Misdiagnosis is common. Because the symptoms are nonspecific and the temporal link to menstruation isn’t always recognized, many people see orthopedic specialists or get imaging of the shoulder joint before anyone suspects the diaphragm. European clinical guidelines specifically note that clinicians should think of extrapelvic endometriosis when a patient of reproductive age presents with cyclical shoulder pain.

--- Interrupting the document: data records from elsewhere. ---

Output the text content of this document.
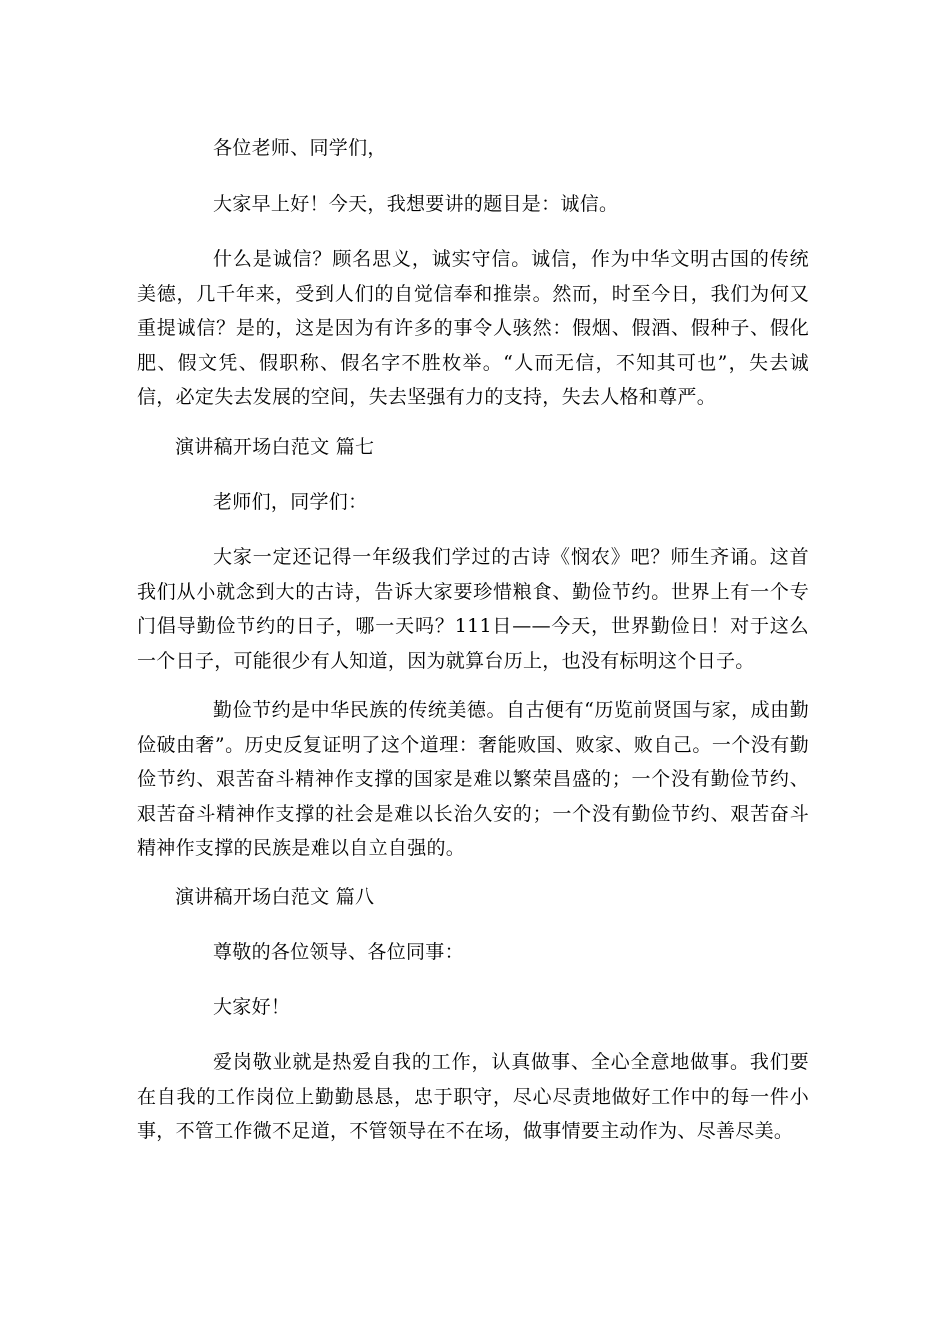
各位老师、同学们，

大家早上好！今天，我想要讲的题目是：诚信。

什么是诚信？顾名思义，诚实守信。诚信，作为中华文明古国的传统美德，几千年来，受到人们的自觉信奉和推崇。然而，时至今日，我们为何又重提诚信？是的，这是因为有许多的事令人骇然：假烟、假酒、假种子、假化肥、假文凭、假职称、假名字不胜枚举。“人而无信，不知其可也”，失去诚信，必定失去发展的空间，失去坚强有力的支持，失去人格和尊严。

演讲稿开场白范文 篇七

老师们，同学们：

大家一定还记得一年级我们学过的古诗《悯农》吧？师生齐诵。这首我们从小就念到大的古诗，告诉大家要珍惜粮食、勤俭节约。世界上有一个专门倡导勤俭节约的日子，哪一天吗？111日——今天，世界勤俭日！对于这么一个日子，可能很少有人知道，因为就算台历上，也没有标明这个日子。

勤俭节约是中华民族的传统美德。自古便有“历览前贤国与家，成由勤俭破由奢”。历史反复证明了这个道理：奢能败国、败家、败自己。一个没有勤俭节约、艰苦奋斗精神作支撑的国家是难以繁荣昌盛的；一个没有勤俭节约、艰苦奋斗精神作支撑的社会是难以长治久安的；一个没有勤俭节约、艰苦奋斗精神作支撑的民族是难以自立自强的。

演讲稿开场白范文 篇八

尊敬的各位领导、各位同事：

大家好！

爱岗敬业就是热爱自我的工作，认真做事、全心全意地做事。我们要在自我的工作岗位上勤勤恳恳，忠于职守，尽心尽责地做好工作中的每一件小事，不管工作微不足道，不管领导在不在场，做事情要主动作为、尽善尽美。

When Shoulder Pain Signals Something More Urgent

In some cases, endometrial tissue on or near the lung lining can cause a catamenial pneumothorax, a small lung collapse that recurs with your period. This is rare but serious. The warning signs include sudden, sharp chest pain (often on the right side) that gets worse when you breathe in, along with increasing shortness of breath. One documented case involved a 21-year-old with no prior medical history who developed severe right-sided chest pain rated 6 out of 10, sharp and sudden, with worsening shortness of breath. Imaging revealed a significant lung collapse with the structures in her chest shifting to the opposite side.

If you experience sudden chest pain with difficulty breathing around your period, especially if it has happened before, this needs urgent medical evaluation. A chest X-ray can quickly confirm or rule out a pneumothorax.

How Diaphragmatic Endometriosis Is Diagnosed

Specialized MRI can detect diaphragmatic implants with about 83% sensitivity. The lesions typically appear as small nodules on the right side of the diaphragm, behind the liver. However, some lesions on the back of the diaphragm can be difficult to see even during laparoscopic surgery because the liver blocks the view.

Diagnosis often requires a combination of imaging, symptom history (particularly the cyclical pattern), and sometimes surgical exploration. Because it involves both gynecological and thoracic expertise, guidelines recommend that diagnosis and treatment happen at a center with experience in extrapelvic endometriosis, with input from multiple specialists.

Treatment and What to Expect

Treatment generally falls into two categories: hormonal therapy and surgery. Hormonal treatments aim to suppress your menstrual cycle, which reduces the cyclical inflammation driving the pain. These can be effective and are often tried first, especially when surgery isn’t an option or when symptoms are manageable.

Surgical removal of the diaphragmatic implants is the other option. In a single-center study following patients long-term, about 79% reported major improvement in their symptoms after surgery. However, complete, lasting resolution of shoulder pain specifically was harder to achieve. Only 25% of patients who had shoulder pain before surgery experienced permanent relief. Shoulder pain recurred within a year in 75% of cases. Chest pain had better outcomes, with 50% of patients seeing full resolution, while upper abdominal pain resolved completely in about 36%.

The reoperation rate was low at around 4%, and outcomes were similar whether the surgeon cut out the tissue or burned it away. Despite the recurrence numbers, the high rate of overall symptom improvement suggests that many patients experience significantly less pain even if it doesn’t disappear entirely. Hormonal therapy after surgery may help maintain results.